Takeshi Higashijima, Kenjiro Obara, Kiyoshi Shibanuma, Koichi Koizumi, Kazuhiro Kobayashi, Yasuhisa Oya, Wataru Shu, Takumi Hayashi, Masataka Nishi

Fusion Science and Technology / Volume 41 / Number 3P2 / May 2002 / Pages 731-735

Decontamination and Waste / Proceedings of the Sixth International Conference on Tritium Science and Technology Tsukuba, Japan November 12-16, 2001 / dx.doi.org/10.13182/FST02-A22683

Typical materials and elements such as carbon steel, grease lubricant, electric cable and AC servomotor for the ITER remote maintenance equipment were exposed to a tritiated moisture environment to choose the appropriate materials from the viewpoint of tritium contamination / decontamination and to contribute to the structural and maintenance design of the remote maintenance equipment. After the test samples were exposed, the concentrations of tritium adsorbed on the samples were measured and decontamination experiments using gas purges with three different moisture concentrations were performed. It was found that metallic oxidized layer (Fe3O4 coated on S45C, slightly rusted SS400, rusted Cu of electric connector of the AC servomotor) adsorbs larger amount of tritiated moisture.
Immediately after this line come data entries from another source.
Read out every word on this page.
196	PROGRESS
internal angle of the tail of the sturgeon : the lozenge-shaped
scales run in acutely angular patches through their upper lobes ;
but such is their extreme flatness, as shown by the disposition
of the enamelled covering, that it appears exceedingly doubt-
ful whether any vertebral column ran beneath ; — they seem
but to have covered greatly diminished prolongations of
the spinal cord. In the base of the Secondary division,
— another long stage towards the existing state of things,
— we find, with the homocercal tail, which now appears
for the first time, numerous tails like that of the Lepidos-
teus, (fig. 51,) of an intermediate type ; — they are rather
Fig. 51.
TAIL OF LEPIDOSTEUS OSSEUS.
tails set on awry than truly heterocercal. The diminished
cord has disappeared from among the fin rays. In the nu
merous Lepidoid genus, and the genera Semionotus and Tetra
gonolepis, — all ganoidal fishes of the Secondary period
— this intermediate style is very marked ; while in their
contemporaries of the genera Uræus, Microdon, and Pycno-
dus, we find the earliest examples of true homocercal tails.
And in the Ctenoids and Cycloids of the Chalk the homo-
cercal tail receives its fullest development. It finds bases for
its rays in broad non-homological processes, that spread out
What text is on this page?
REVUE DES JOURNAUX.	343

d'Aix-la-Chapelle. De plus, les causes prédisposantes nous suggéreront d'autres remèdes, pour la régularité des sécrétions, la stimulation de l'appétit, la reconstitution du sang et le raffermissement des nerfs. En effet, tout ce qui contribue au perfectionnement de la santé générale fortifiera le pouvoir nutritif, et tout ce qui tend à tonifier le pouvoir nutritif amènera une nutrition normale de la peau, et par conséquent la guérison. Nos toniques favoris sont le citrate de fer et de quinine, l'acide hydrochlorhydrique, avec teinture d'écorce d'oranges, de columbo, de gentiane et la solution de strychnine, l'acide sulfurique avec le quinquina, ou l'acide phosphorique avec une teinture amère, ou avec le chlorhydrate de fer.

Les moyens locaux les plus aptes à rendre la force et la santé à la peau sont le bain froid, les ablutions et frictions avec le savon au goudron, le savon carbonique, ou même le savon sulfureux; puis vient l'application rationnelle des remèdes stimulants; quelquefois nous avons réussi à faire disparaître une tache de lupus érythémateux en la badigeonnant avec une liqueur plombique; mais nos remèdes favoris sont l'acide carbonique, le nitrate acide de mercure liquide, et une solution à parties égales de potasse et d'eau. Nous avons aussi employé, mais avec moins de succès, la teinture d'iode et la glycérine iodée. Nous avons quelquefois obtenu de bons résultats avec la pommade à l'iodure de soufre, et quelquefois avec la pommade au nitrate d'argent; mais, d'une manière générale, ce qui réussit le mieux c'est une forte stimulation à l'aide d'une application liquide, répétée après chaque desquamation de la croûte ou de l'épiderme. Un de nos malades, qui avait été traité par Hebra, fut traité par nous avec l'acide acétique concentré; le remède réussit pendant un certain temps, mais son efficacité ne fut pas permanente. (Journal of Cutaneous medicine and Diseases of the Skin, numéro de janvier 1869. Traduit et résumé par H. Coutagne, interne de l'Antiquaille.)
Grease lubricant was highly contaminated in proportion to the exposed surface area of the pasted layer. Cable jacket (cross-linked polyethylene) was also highly contaminated in spite of hydrophobicity. This is probably because the jacket contains the filler “white carbon (SiO2·nH2O)” which adsorbs large amount of moisture. Internal parts of the AC servomotor were contaminated in the same level as the outer surface, because tritiated moisture goes into the inside through the sealing gap between casing and brackets.